The real surprise for me was the comfort. I was expecting to have to break in the boots but from the moment I wore them, I was home. They have that same sort of plush, almost luxurious feel of all the TCX boots I’ve owned and they felt just right from the first ride. Days later, 14 hours in the saddle on harsh roads seemed completely natural and I’m very, very happy with how the Track Evos feel.
What we didn’t like
I guess a little more choice in the colours would be nice. The grey is very subtle and the boot gets dismissed as a Woodlands’ boot when worn under a motorcycle pant. I’d love an an-black pattern or something really bright for variation. But right now, it comes in the one colour.

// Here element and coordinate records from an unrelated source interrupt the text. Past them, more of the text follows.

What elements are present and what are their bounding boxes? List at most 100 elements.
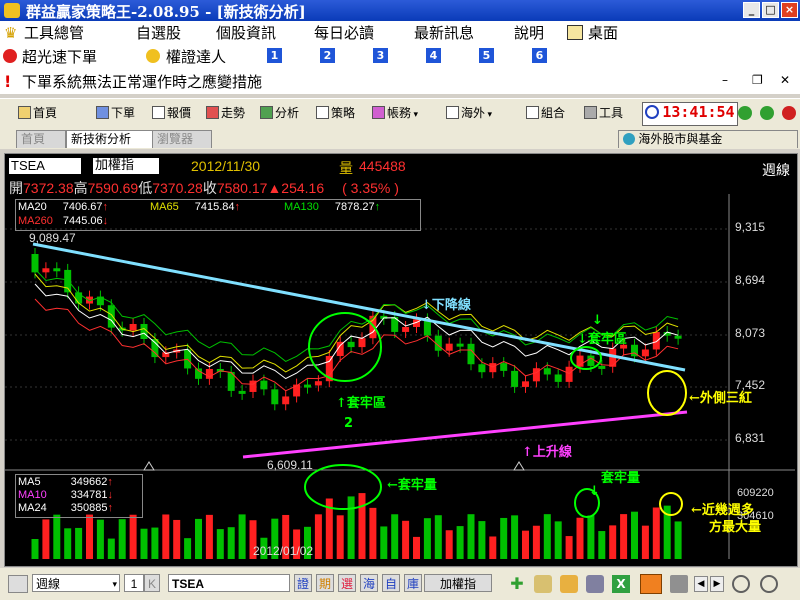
notice-link[interactable]: 下單系統無法正常運作時之應變措施 <box>22 71 262 92</box>
quick-button-5[interactable]: 5 <box>479 48 494 63</box>
toolbar-label: 分析 <box>275 106 300 120</box>
zoom-in-icon[interactable] <box>732 575 750 593</box>
market-button-stock[interactable]: 證 <box>294 574 312 592</box>
y-tick-label: 8,694 <box>735 273 766 287</box>
mdi-minimize-button[interactable]: – <box>722 73 728 87</box>
chart-panel[interactable]: TSEA 加權指 2012/11/30 量 445488 週線 開7372.38… <box>4 153 798 567</box>
ma-name: MA130 <box>284 201 319 213</box>
tab-bar: 首頁 新技術分析 瀏覽器 海外股市與基金 <box>0 127 800 149</box>
recent-volume-circle <box>659 492 683 516</box>
quick-button-3[interactable]: 3 <box>373 48 388 63</box>
volume-bar <box>391 514 399 559</box>
volume-bar <box>674 521 682 559</box>
volume-bar <box>216 529 224 559</box>
print-icon[interactable] <box>670 575 688 593</box>
nav-stop-icon[interactable] <box>782 106 796 120</box>
eraser-icon[interactable] <box>586 575 604 593</box>
symbol-input[interactable]: TSEA <box>168 574 290 592</box>
wrench-icon[interactable] <box>534 575 552 593</box>
annotation-cover-zone-top: ↓套牢區 <box>577 332 627 347</box>
maximize-button[interactable]: □ <box>762 2 779 18</box>
toolbar-overseas[interactable]: 海外 ▾ <box>446 104 492 122</box>
menu-help[interactable]: 說明 <box>514 22 544 43</box>
menu-news[interactable]: 最新訊息 <box>414 22 474 43</box>
bottom-bar: 週線 ▾ 1 K TSEA 證 期 選 海 自 庫 加權指 ✚ X ◀ ▶ <box>0 568 800 600</box>
scroll-right-icon[interactable]: ▶ <box>710 576 724 592</box>
close-button[interactable]: × <box>781 2 798 18</box>
mdi-close-button[interactable]: ✕ <box>780 73 790 87</box>
mdi-restore-button[interactable]: ❐ <box>752 73 763 87</box>
chevron-down-icon: ▾ <box>411 109 419 119</box>
volume-bar <box>184 538 192 559</box>
toolbar-quote[interactable]: 報價 <box>152 104 191 122</box>
toolbar-order[interactable]: 下單 <box>96 104 135 122</box>
toolbar-label: 策略 <box>331 106 356 120</box>
toolbar-tools[interactable]: 工具 <box>584 104 623 122</box>
nav-forward-icon[interactable] <box>760 106 774 120</box>
quick-button-1[interactable]: 1 <box>267 48 282 63</box>
market-button-options[interactable]: 選 <box>338 574 356 592</box>
candle <box>478 364 486 373</box>
menu-tools[interactable]: 工具總管 <box>24 22 84 43</box>
market-button-custom[interactable]: 自 <box>382 574 400 592</box>
uptrend-line <box>242 410 688 459</box>
toolbar-combo[interactable]: 組合 <box>526 104 565 122</box>
warrant-link[interactable]: 權證達人 <box>166 46 226 67</box>
tab-overseas-fund[interactable]: 海外股市與基金 <box>618 130 798 148</box>
change-value: ▲254.16 <box>267 180 325 196</box>
toolbar: 首頁 下單 報價 走勢 分析 策略 帳務 ▾ 海外 ▾ 組合 工具 13:41:… <box>0 98 800 128</box>
ma-arrow: ↑ <box>234 201 241 213</box>
volume-bar <box>107 538 115 559</box>
fast-order-link[interactable]: 超光速下單 <box>22 46 97 67</box>
quick-button-4[interactable]: 4 <box>426 48 441 63</box>
scroll-left-icon[interactable]: ◀ <box>694 576 708 592</box>
globe-icon <box>623 133 635 145</box>
minimize-button[interactable]: _ <box>743 2 760 18</box>
toolbar-trend[interactable]: 走勢 <box>206 104 245 122</box>
split-icon[interactable] <box>640 574 662 594</box>
period-select[interactable]: 週線 ▾ <box>32 574 120 592</box>
menu-bar: ♛ 工具總管 自選股 個股資訊 每日必讀 最新訊息 說明 桌面 <box>0 21 800 45</box>
volume-bar <box>500 517 508 559</box>
toolbar-account[interactable]: 帳務 ▾ <box>372 104 418 122</box>
crosshair-icon[interactable]: ✚ <box>508 575 526 593</box>
ma-value: 7406.67 <box>62 201 103 213</box>
menu-desktop[interactable]: 桌面 <box>588 22 618 43</box>
menu-watchlist[interactable]: 自選股 <box>136 22 181 43</box>
ma-value: 7878.27 <box>334 201 375 213</box>
period-grid-icon[interactable] <box>8 575 28 593</box>
toolbar-analysis[interactable]: 分析 <box>260 104 299 122</box>
account-icon <box>372 106 385 119</box>
ma-legend: MA20 7406.67↑ MA65 7415.84↑ MA130 7878.27↑ … <box>15 199 421 231</box>
tab-home[interactable]: 首頁 <box>16 130 66 148</box>
candle <box>674 335 682 339</box>
candle <box>293 384 301 397</box>
menu-daily[interactable]: 每日必讀 <box>314 22 374 43</box>
toolbar-home[interactable]: 首頁 <box>18 104 57 122</box>
x-date-label: 2012/01/02 <box>253 544 314 558</box>
period-count-input[interactable]: 1 <box>124 574 144 592</box>
excel-icon[interactable]: X <box>612 575 630 593</box>
ok-button[interactable]: K <box>144 574 160 592</box>
volume-bar <box>489 536 497 559</box>
menu-stock-info[interactable]: 個股資訊 <box>216 22 276 43</box>
quick-button-2[interactable]: 2 <box>320 48 335 63</box>
toolbar-strategy[interactable]: 策略 <box>316 104 355 122</box>
tab-technical[interactable]: 新技術分析 <box>66 130 156 148</box>
market-button-overseas[interactable]: 海 <box>360 574 378 592</box>
market-button-inventory[interactable]: 庫 <box>404 574 422 592</box>
quick-button-6[interactable]: 6 <box>532 48 547 63</box>
symbol-name: 加權指 <box>93 158 159 174</box>
toolbar-label: 報價 <box>167 106 192 120</box>
volume-bar <box>522 530 529 559</box>
zoom-out-icon[interactable] <box>760 575 778 593</box>
outer-red-circle <box>647 370 687 416</box>
ma-name: MA260 <box>18 215 53 227</box>
toolbar-label: 海外 <box>461 106 486 120</box>
chart-date: 2012/11/30 <box>191 158 261 174</box>
pencil-icon[interactable] <box>560 575 578 593</box>
tab-browser[interactable]: 瀏覽器 <box>152 130 212 148</box>
market-button-futures[interactable]: 期 <box>316 574 334 592</box>
nav-back-icon[interactable] <box>738 106 752 120</box>
volume-bar <box>598 531 606 559</box>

Second, the buckles are a little fiddly. They work well enough when your foot is inside but you’ll never get them snapped closed when the boot is empty. They also need a fair amount of force before they lock with a satisfying, loud CLACK. Of course, they stay closed which is important, but on one occasion, one of the buckles opened mid-ride though I’m still not sure if it was something I hit, something I snagged it on, I just didn’t close the buckle right or there’s an actual design/production flaw.

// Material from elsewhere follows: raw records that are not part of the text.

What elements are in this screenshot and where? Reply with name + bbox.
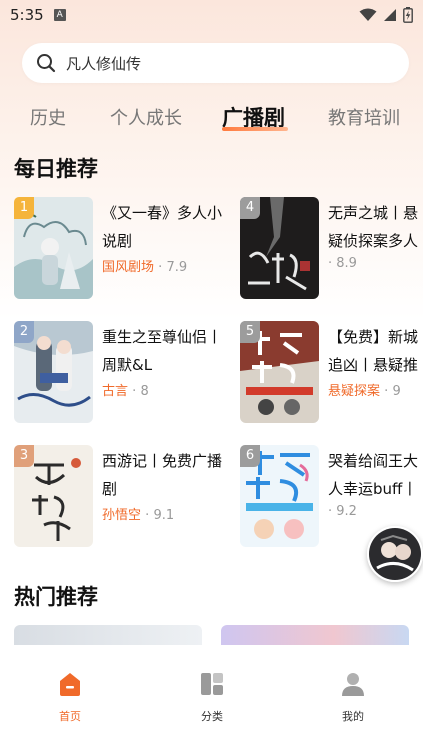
hot-card[interactable] <box>221 625 409 645</box>
search-icon <box>37 54 56 73</box>
nav-label: 我的 <box>342 710 364 723</box>
item-title: 重生之至尊仙侣丨周默&L <box>102 328 223 374</box>
meta-separator: · <box>384 384 389 399</box>
category-icon <box>201 673 223 695</box>
signal-icon <box>384 9 396 21</box>
item-tag: 孙悟空 <box>102 508 142 523</box>
item-meta: · 9.2 <box>328 504 357 519</box>
item-score: 8 <box>140 384 149 399</box>
meta-separator: · <box>328 256 333 271</box>
item-title: 西游记丨免费广播剧 <box>102 452 223 498</box>
status-bar: 5:35 A <box>0 0 423 30</box>
nav-item-profile[interactable]: 我的 <box>313 670 393 724</box>
item-meta: 国风剧场 · 7.9 <box>102 256 187 275</box>
item-title: 哭着给阎王大人幸运buff丨免费 <box>328 452 419 498</box>
nav-item-category[interactable]: 分类 <box>172 670 252 724</box>
meta-separator: · <box>328 504 333 519</box>
meta-separator: · <box>132 384 137 399</box>
section-title-hot: 热门推荐 <box>14 585 98 609</box>
tab-education[interactable]: 教育培训 <box>328 98 400 136</box>
search-input[interactable]: 凡人修仙传 <box>22 43 409 83</box>
rank-badge: 3 <box>14 445 34 467</box>
rank-badge: 2 <box>14 321 34 343</box>
item-score: 9 <box>392 384 401 399</box>
item-title: 无声之城丨悬疑侦探案多人有声剧 <box>328 204 419 250</box>
meta-separator: · <box>158 260 163 275</box>
wifi-icon <box>359 8 377 21</box>
item-score: 8.9 <box>336 256 357 271</box>
status-time: 5:35 <box>10 6 44 24</box>
list-item[interactable]: 5 【免费】新城追凶丨悬疑推理 悬疑探案 · 9 <box>240 321 423 423</box>
list-item[interactable]: 1 《又一春》多人小说剧 国风剧场 · 7.9 <box>14 197 224 299</box>
item-tag: 国风剧场 <box>102 260 155 275</box>
item-title: 《又一春》多人小说剧 <box>102 204 223 250</box>
rank-badge: 4 <box>240 197 260 219</box>
status-icons <box>359 7 413 23</box>
battery-icon <box>403 7 413 23</box>
bottom-navigation: 首页 分类 我的 <box>0 652 423 752</box>
item-score: 9.2 <box>336 504 357 519</box>
tab-personal-growth[interactable]: 个人成长 <box>110 98 182 136</box>
category-tabs: 历史 个人成长 广播剧 教育培训 <box>0 98 423 138</box>
notification-a-icon: A <box>53 9 66 21</box>
item-tag: 悬疑探案 <box>328 384 381 399</box>
active-tab-indicator <box>222 127 288 131</box>
item-score: 9.1 <box>153 508 175 523</box>
tab-history[interactable]: 历史 <box>30 98 66 136</box>
nav-item-home[interactable]: 首页 <box>30 670 110 724</box>
item-tag: 古言 <box>102 384 129 399</box>
nav-label: 分类 <box>201 710 223 723</box>
item-score: 7.9 <box>166 260 188 275</box>
rank-badge: 5 <box>240 321 260 343</box>
meta-separator: · <box>145 508 150 523</box>
profile-icon <box>342 673 364 696</box>
nav-label: 首页 <box>59 710 81 723</box>
rank-badge: 1 <box>14 197 34 219</box>
item-meta: 孙悟空 · 9.1 <box>102 504 174 523</box>
item-meta: 悬疑探案 · 9 <box>328 380 401 399</box>
rank-badge: 6 <box>240 445 260 467</box>
section-title-daily: 每日推荐 <box>14 157 98 181</box>
floating-player-avatar[interactable] <box>367 526 423 582</box>
home-icon <box>60 673 80 696</box>
item-meta: 古言 · 8 <box>102 380 149 399</box>
item-meta: · 8.9 <box>328 256 357 271</box>
hot-card[interactable] <box>14 625 202 645</box>
search-placeholder: 凡人修仙传 <box>66 54 142 73</box>
list-item[interactable]: 2 重生之至尊仙侣丨周默&L 古言 · 8 <box>14 321 224 423</box>
item-title: 【免费】新城追凶丨悬疑推理 <box>328 328 419 374</box>
list-item[interactable]: 4 无声之城丨悬疑侦探案多人有声剧 · 8.9 <box>240 197 423 299</box>
list-item[interactable]: 3 西游记丨免费广播剧 孙悟空 · 9.1 <box>14 445 224 547</box>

The final problem is actually quite funny. I’ve a lovely Givi rain suit that the boot has rendered nearly useless. When you’re trying to put on the waterproofs by the side of the road, the sticky sole and the rain suit material stick together like fast friends. It means it is nearly impossible to put on the waterproofs unless you can sit. And then there’s a considerable fiddle involved. It isn’t a matter of the ankle of the boot being large, it’s just that the sole is particularly sticky.
I do have a soft spot for TCX’s boots and the Track Evo exemplifies what I like about them. The Track Evos are super comfortable and I’ve now ridden them in everything from 38 degrees to -15 degrees Celsius without issues. They also look good and do what it says on the tin. No water has made it inside despite enthusiastic rain riding and extra-hard splashing through standing water. It also shrugged off snow and our extra-hard climb up the KhardunglaÂ allowed no melted snow or ice into the boot. This kind of a boot, backed by this big a brand at Rs 16,000 is terrific value – just see our cheapest boots story and you’ll see why. I believe High Note Performance should stock this boot as regular inventory. As for you, if you’re heading to Ladakh next year and need a great boot for the terrain, trust me, you cannot do better than this.